WULA
- Eufaula, Alabama; United States;
- Broadcast area: Eufaula, Alabama
- Frequency: 1240 kHz

Programming
- Format: Defunct

History
- First air date: 1948
- Former call signs: WULA (1948–2011) WNRA (2011–2016)
- Call sign meaning: W EufaULA

Technical information
- Facility ID: 36308
- Class: C
- Power: 600 watts (unlimited)
- Transmitter coordinates: 31°54′30″N 85°09′51″W﻿ / ﻿31.90833°N 85.16417°W

= WULA =

WULA (1240 AM) was a radio station licensed to serve Eufaula, Alabama. The station was last owned by JDK Radio, LLC.

==History==
The station began broadcasting in 1948, holding the call sign WULA, and was owned by Alabama-Georgia Broadcasters.

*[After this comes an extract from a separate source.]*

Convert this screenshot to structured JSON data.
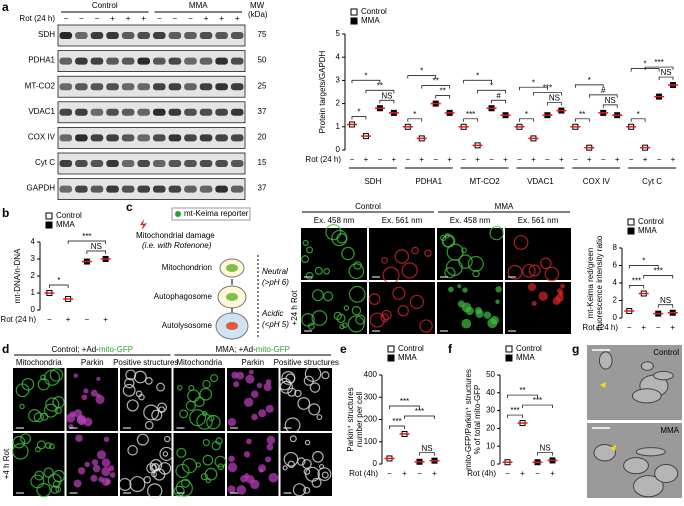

The station was assigned the WNRA call letters by the Federal Communications Commission on August 26, 2011. On April 12, 2016, the station changed its call sign back to its historical WULA. WULA was no longer under the programming control of Dave or Berniece Hedrick. On March 15, 2016, Dwayne and Kaitlin Lee of Daystar Media Group LLC entered into an LMA/TBA (Time Brokerage Agreement) with Licensee Stanley Griffin of Sound Ideas (formerly Big Fish).

AM 1240 WULA was home to both PRN and MRN racing, Salem Radio Network, Bill Gaither Homecoming, Front Porch Fellowship, and a plethora of local Christian and Sports programming. It was also the official home of Eufaula High School Athletics and Alabama Crimson Tide, while its sister station WYDK 97.9 FM hosted Auburn.

On September 2, 2016, WULA went silent. Its license was cancelled on September 12, 2019.